很显然,Narrow扩展版对同义词的定义比较保守、更可靠,但它相对无法将一些潜在的同义词对联系在一起;而Broad扩展版虽然尽可能广泛地组建同义词网络,但是不少由此而来的同义词对并不能成立。比如在synonyms.json中,“暗娼”的同义词是“私娼“和”野鸡“,但是反过来的同义词语例则不存在。在synonyms_expanded_narrow.json中,查”私娼“,只得到同义词“暗娼”,而在synonyms_expanded_broad.json中,”私娼“的同义词则为“暗娼”和”野鸡“,显然更为精准。不过,如果查“野鸡”,Narrow扩展版给的同义词会是“非法”, “雉”, “暗娼”
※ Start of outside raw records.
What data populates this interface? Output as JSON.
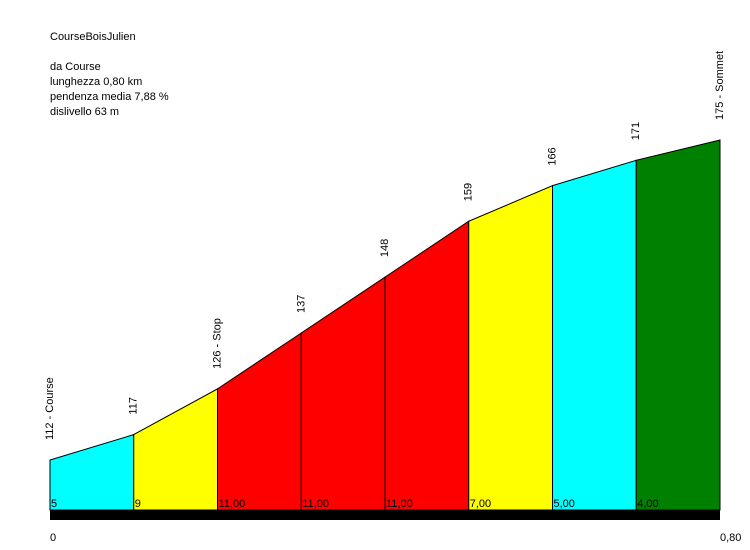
{
  "info": {
    "name": "CourseBoisJulien",
    "from": "da Course",
    "length": "lunghezza 0,80 km",
    "gradient": "pendenza media 7,88 %",
    "climb": "dislivello 63 m"
  },
  "chart_data": {
    "type": "area",
    "title": "CourseBoisJulien",
    "xlabel": "",
    "ylabel": "",
    "xlim": [
      0,
      0.8
    ],
    "x_tick_labels": [
      "0",
      "0,80"
    ],
    "points": [
      {
        "x": 0.0,
        "y": 112,
        "label": "112 - Course"
      },
      {
        "x": 0.1,
        "y": 117,
        "label": "117"
      },
      {
        "x": 0.2,
        "y": 126,
        "label": "126 - Stop"
      },
      {
        "x": 0.3,
        "y": 137,
        "label": "137"
      },
      {
        "x": 0.4,
        "y": 148,
        "label": "148"
      },
      {
        "x": 0.5,
        "y": 159,
        "label": "159"
      },
      {
        "x": 0.6,
        "y": 166,
        "label": "166"
      },
      {
        "x": 0.7,
        "y": 171,
        "label": "171"
      },
      {
        "x": 0.8,
        "y": 175,
        "label": "175 - Sommet"
      }
    ],
    "segments": [
      {
        "gradient": "5",
        "color": "#00ffff"
      },
      {
        "gradient": "9",
        "color": "#ffff00"
      },
      {
        "gradient": "11,00",
        "color": "#ff0000"
      },
      {
        "gradient": "11,00",
        "color": "#ff0000"
      },
      {
        "gradient": "11,00",
        "color": "#ff0000"
      },
      {
        "gradient": "7,00",
        "color": "#ffff00"
      },
      {
        "gradient": "5,00",
        "color": "#00ffff"
      },
      {
        "gradient": "4,00",
        "color": "#008000"
      }
    ]
  }
}
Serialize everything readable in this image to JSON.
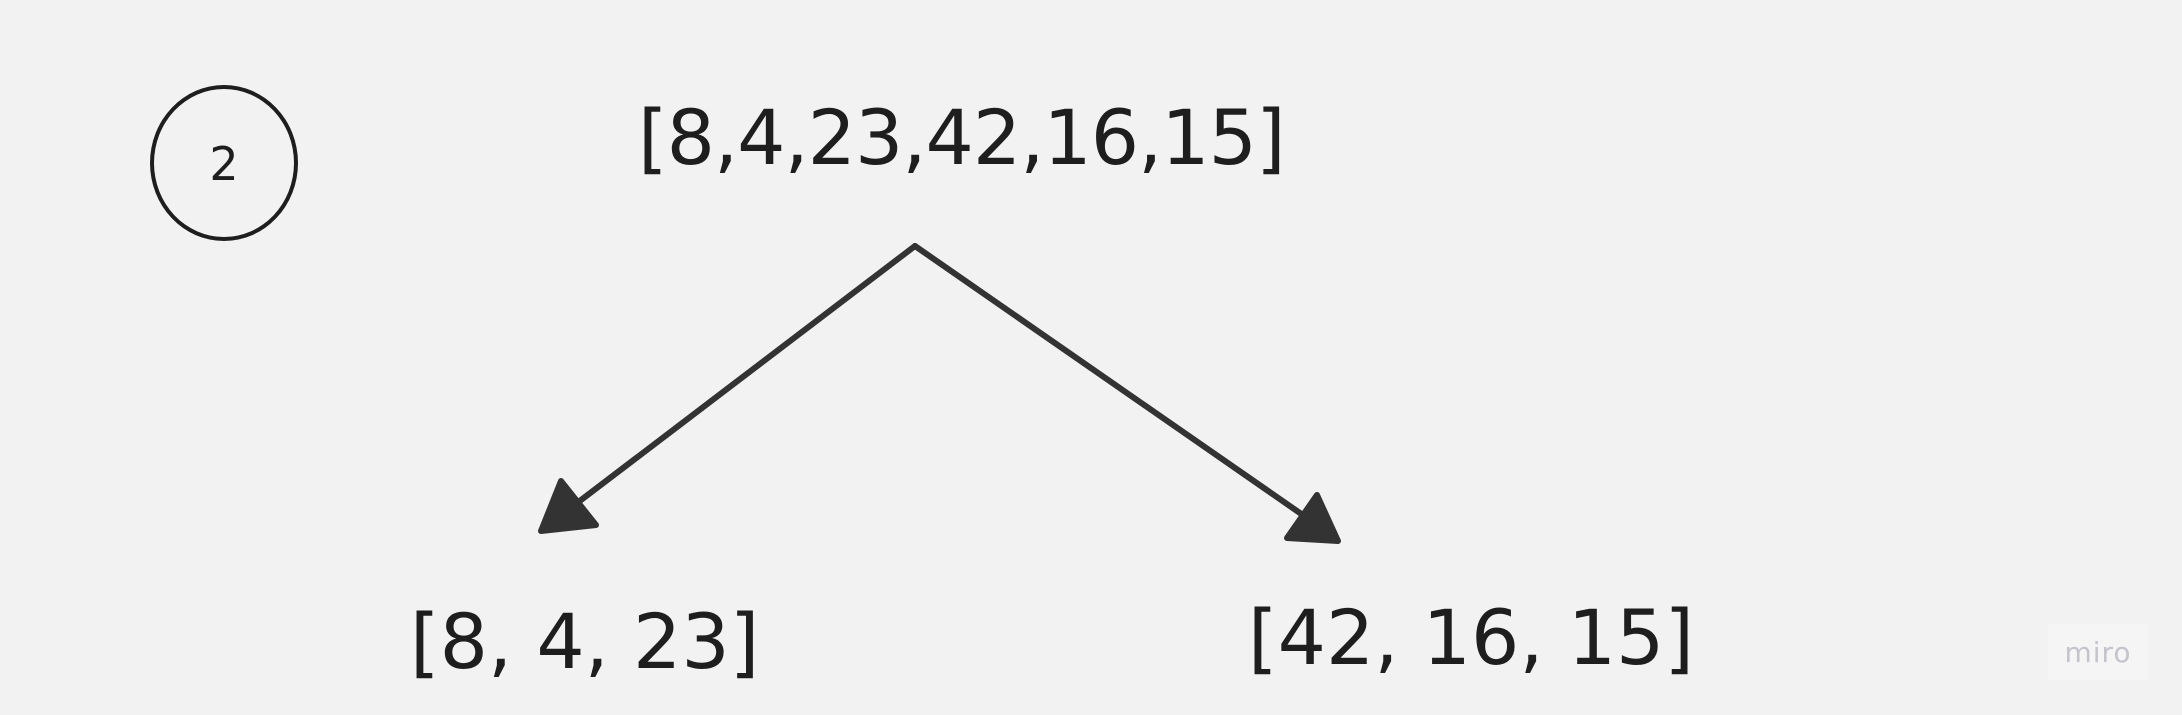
{
  "badge": {
    "label": "2"
  },
  "arrays": {
    "root": "[8,4,23,42,16,15]",
    "left": "[8, 4, 23]",
    "right": "[42, 16, 15]"
  },
  "watermark": {
    "label": "miro"
  },
  "colors": {
    "background": "#f2f2f2",
    "ink": "#1e1e1e",
    "arrow": "#333333",
    "watermark": "#c4c4cc"
  }
}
,对应着“野鸡”在不同语境中的不同语义,但是Broad扩展版却给出了“山鸡”,”越轨“,“非法”,“地下”,“私自”,“黑”,“非法定”,“翟”,“私”,“暗娼”, “不法”, “非官方”, “私娼”, ”雉“,”伪“,“暗”
,鱼龙混杂。
当然,由于一词多义的现象的存在,针对某些拥有一组同义词的词汇,无法简单地通过读取词典来准确找出对应的同义词,这个时候或许可以统计学或者机器学习的方式来构建语言模型,进而排歧。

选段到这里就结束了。